The key objective was also to give the cottage more light and sunshine, which is after all why most of us love this part of the world. The white walls throughout helped, as did loosing the rather dated floral salon curtains and replacing them with white aluminium shutters. These would be kept open most of the time, but when closed they would offer better security and insolation to the elements, be it temperature, precipitation, light or sound. We also swapped the integrated ceiling lights throughout with new focusable units and LED bulbs that are use a fraction of the power and last for years.
The diving wall between the kitchen and the salon had a small opening covered with an iron rail near the ceiling. I suggested we loose the bars and expand the opening horizontally to allow more light and air between the rooms. I would also have blown off the rather clunky, top-heavy built-in shelf on the dividing wall, but for now pots of ornamental grass and two original oils from Provence did the trick.

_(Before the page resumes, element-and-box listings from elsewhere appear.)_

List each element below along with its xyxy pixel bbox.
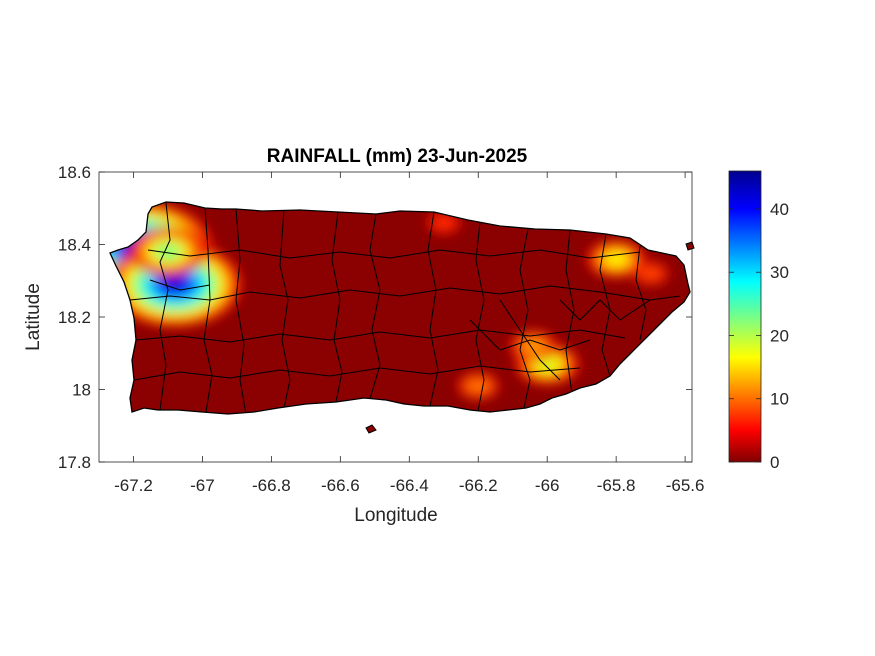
x-tick-label: -66.2: [459, 476, 498, 495]
municipality-border: [559, 299, 651, 321]
y-axis-label: Latitude: [23, 283, 44, 351]
y-tick-label: 18.4: [58, 236, 91, 255]
municipality-border: [475, 221, 485, 412]
y-tick-label: 18: [72, 381, 91, 400]
municipality-border: [159, 202, 171, 411]
municipality-border: [129, 285, 681, 301]
municipality-border: [499, 299, 561, 381]
x-axis: -67.2 -67 -66.8 -66.6 -66.4 -66.2 -66 -65.8 -65.…: [114, 172, 704, 495]
colorbar-ticks: 0 10 20 30 40: [729, 200, 789, 472]
y-tick-label: 18.6: [58, 163, 91, 182]
x-tick-label: -66: [535, 476, 560, 495]
municipality-border: [235, 208, 247, 414]
colorbar: 0 10 20 30 40: [728, 170, 789, 472]
colorbar-tick-label: 20: [770, 326, 789, 345]
mona-islet: [365, 424, 377, 434]
x-tick-label: -66.6: [321, 476, 360, 495]
coastline: [109, 201, 691, 415]
municipality-border: [149, 279, 211, 291]
municipality-border: [331, 211, 343, 403]
x-axis-label: Longitude: [354, 505, 437, 526]
y-tick-label: 17.8: [58, 453, 91, 472]
chart-title: RAINFALL (mm) 23-Jun-2025: [267, 146, 528, 167]
rain-hotspot-8-level-1: [431, 214, 457, 231]
municipality-border: [565, 229, 575, 395]
x-tick-label: -65.8: [597, 476, 636, 495]
y-axis: 18.6 18.4 18.2 18 17.8: [58, 163, 692, 472]
municipality-border: [427, 211, 439, 407]
rain-hotspot-1-level-10: [162, 276, 188, 293]
rain-hotspot-7-level-2: [465, 377, 491, 394]
municipality-borders: [129, 202, 681, 414]
x-tick-label: -67: [190, 476, 215, 495]
municipality-border: [369, 213, 381, 400]
colorbar-tick-label: 40: [770, 200, 789, 219]
rain-hotspot-5-level-4: [603, 251, 629, 267]
municipality-border: [519, 228, 531, 409]
colorbar-gradient: [728, 170, 762, 463]
municipality-border: [147, 249, 641, 259]
y-tick-label: 18.2: [58, 308, 91, 327]
municipality-border: [135, 329, 626, 343]
x-tick-label: -66.4: [390, 476, 429, 495]
municipality-border: [469, 319, 591, 351]
rain-hotspot-4-level-3: [520, 338, 546, 354]
x-tick-label: -67.2: [114, 476, 153, 495]
municipality-border: [635, 245, 647, 341]
colorbar-tick-label: 10: [770, 390, 789, 409]
colorbar-tick-label: 0: [770, 453, 779, 472]
municipality-border: [279, 209, 291, 409]
municipality-border: [203, 207, 213, 413]
rain-hotspot-2-level-5: [155, 243, 181, 260]
x-tick-label: -65.6: [666, 476, 705, 495]
colorbar-tick-label: 30: [770, 263, 789, 282]
x-tick-label: -66.8: [252, 476, 291, 495]
rain-hotspot-6-level-2: [638, 265, 664, 282]
municipality-border: [133, 365, 581, 381]
culebra-island: [685, 241, 695, 251]
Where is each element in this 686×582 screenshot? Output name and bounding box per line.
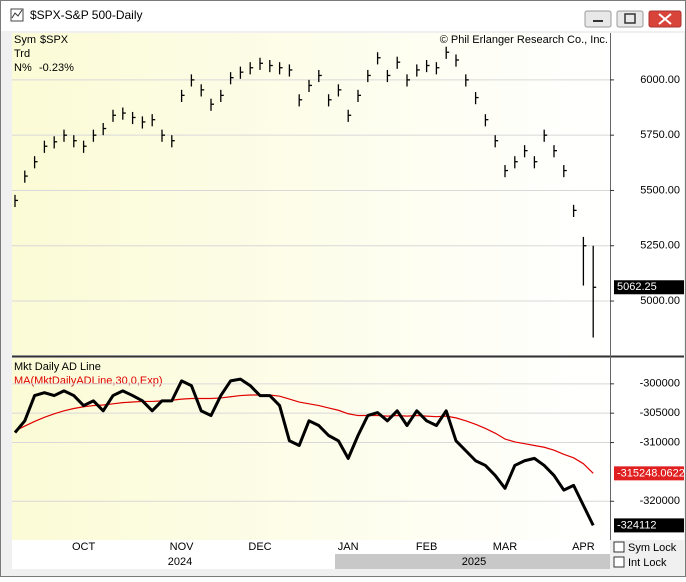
restore-button[interactable] [616,10,644,28]
change-label: N% [14,62,32,74]
x-tick-label: OCT [72,541,96,553]
int-lock-checkbox[interactable] [613,556,625,568]
last-value-label: -315248.0622 [617,467,685,479]
y-tick-label: -310000 [640,436,680,448]
y-tick-label: 6000.00 [640,74,680,86]
x-tick-label: NOV [170,541,195,553]
app-icon-glyph [11,9,23,19]
y-tick-label: 5250.00 [640,240,680,252]
y-tick-label: 5500.00 [640,184,680,196]
change: -0.23% [39,62,74,74]
month-axis [12,540,610,554]
year-band-2025 [335,554,610,569]
x-tick-label: MAR [493,541,518,553]
ad-panel [12,358,610,540]
symbol-label: Sym [14,34,36,46]
x-tick-label: DEC [248,541,271,553]
restore-glyph [624,13,636,24]
int-lock-label: Int Lock [628,557,667,569]
x-tick-label: JAN [338,541,359,553]
sym-lock-label: Sym Lock [628,542,677,554]
last-value-label: -324112 [617,519,657,531]
last-value-label: 5062.25 [617,281,657,293]
y-tick-label: 5750.00 [640,129,680,141]
y-tick-label: 5000.00 [640,295,680,307]
year-label: 2024 [168,556,192,568]
minimize-button[interactable] [584,10,612,28]
last-value-box [614,466,684,481]
credit: © Phil Erlanger Research Co., Inc. [440,34,608,46]
price-panel [12,33,610,355]
x-tick-label: FEB [416,541,437,553]
legend-entry: MA(MktDailyADLine,30,0,Exp) [14,375,163,387]
x-tick-label: APR [572,541,595,553]
sym-lock-checkbox[interactable] [613,541,625,553]
series-line [13,377,595,527]
series-line [14,394,594,474]
window-title: $SPX-S&P 500-Daily [30,8,143,22]
year-band-2024 [12,554,335,569]
panel-title: Mkt Daily AD Line [14,361,101,373]
title-bar [1,1,685,31]
symbol: $SPX [40,34,69,46]
last-value-box [614,280,684,295]
y-tick-label: -305000 [640,407,680,419]
y-tick-label: -320000 [640,495,680,507]
close-glyph [658,13,672,25]
year-label: 2025 [462,556,486,568]
y-tick-label: -300000 [640,378,680,390]
last-value-box [614,518,684,533]
trend-label: Trd [14,48,30,60]
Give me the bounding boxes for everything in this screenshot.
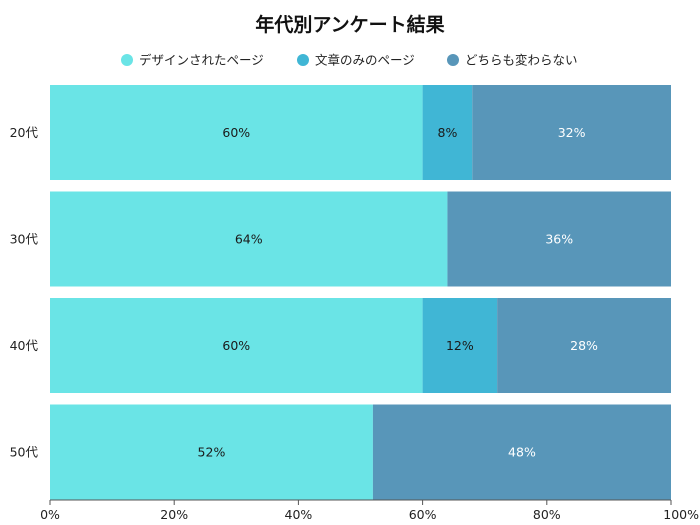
legend-swatch-3 <box>447 54 459 66</box>
data-label: 8% <box>438 125 458 140</box>
category-label: 50代 <box>10 445 39 460</box>
bar-segment <box>422 298 498 393</box>
data-label: 52% <box>198 445 226 460</box>
bar-segment <box>372 404 671 500</box>
data-label: 36% <box>545 232 573 247</box>
x-tick-label: 0% <box>40 507 60 522</box>
legend: デザインされたページ 文章のみのページ どちらも変わらない <box>121 53 578 68</box>
chart-title: 年代別アンケート結果 <box>255 13 444 36</box>
x-tick-label: 60% <box>409 507 437 522</box>
bar-segment <box>50 191 448 287</box>
x-tick-label: 40% <box>285 507 313 522</box>
data-label: 32% <box>558 125 586 140</box>
category-label: 40代 <box>10 338 39 353</box>
category-label: 20代 <box>10 125 39 140</box>
data-label: 60% <box>222 338 250 353</box>
bar-segment <box>447 191 671 287</box>
x-axis: 0% 20% 40% 60% 80% 100% <box>40 499 699 522</box>
legend-swatch-1 <box>121 54 133 66</box>
data-label: 48% <box>508 445 536 460</box>
bar-segment <box>50 85 423 180</box>
bar-segment <box>50 298 423 393</box>
data-label: 64% <box>235 232 263 247</box>
bar-segment <box>497 298 671 393</box>
data-label: 60% <box>222 125 250 140</box>
x-tick-label: 100% <box>663 507 699 522</box>
x-tick-label: 80% <box>533 507 561 522</box>
legend-label-3: どちらも変わらない <box>465 53 578 68</box>
bar-segment <box>472 85 671 180</box>
bar-segment <box>422 85 473 180</box>
legend-label-1: デザインされたページ <box>139 53 264 68</box>
bars-group: 20代 60% 8% 32% 30代 64% 36% 40代 60% 12% 28% 50代 52% 48… <box>10 85 671 500</box>
category-label: 30代 <box>10 232 39 247</box>
data-label: 28% <box>570 338 598 353</box>
legend-label-2: 文章のみのページ <box>315 53 415 68</box>
bar-segment <box>50 404 373 500</box>
x-tick-label: 20% <box>160 507 188 522</box>
legend-swatch-2 <box>297 54 309 66</box>
data-label: 12% <box>446 338 474 353</box>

The kitchen cabinetry was replaced with modern IKEA cabinetry and topped with a subtle, yet rich piece of Brazilian granite from a local supplier. Instead of upper cabinets, we installed an open shelf above the counter and a glass cabinet opposite with integrated lighting, which give ample storage. In addition to the new ceiling lights, we added three glass pendent lamps both as direct work light and for mood lighting. Patti had brought some lovely botanical prints from the UK, which we framed in whitewashed oak. We kept the old kitchen table, to which I stained three stools to match, so the guests now have a lovely nook to enjoy their morning coffee while answering their emails or reading the paper.
The salon with its yellowed walls and crimson coloured sofas also needed a complete revamp. White walls, recovered light grey sofas and new LED lighting helped give it a fresh new feel. As in the kitchen, framed botanical prints were grouped tightly on the fireplace wall, eight on either side.
Original Provence paintings were swapped from the bedrooms. I particularly like the lady in plum over the secretaire desk that we pillaged from another room. I found a matching taupe chair in the main house, and it worked so well that I will have to buy another one for the stately Finca. To distract from the old heater, we brought in a live palm in a white planter. The central kilim carpet was swapped with one in the main house to keep the overall cool tone, which surely will be most appreciated by guests in the heat of summer.
The neutral palate also brings ones attention to the lovely garden and the pool outside. Talking of the outside, the bullfighting poster and a 3D plastic map, both of which I immediately felt would have to go, were given a new lease on life at the end of the pool. Now visitors interested in hiking the local mountains or watching corridas de toros can study the art while doing their late afternoon laps.
The bedrooms were recently painted and did not need much help, other than some swapping of art. There are still a few bits and bobs I need to whitewash or chalk paint and distress. A decorator’s work is never done, but I hope future guests of Los Olivos will enjoy lounging in their refreshed Andalucian country holiday home.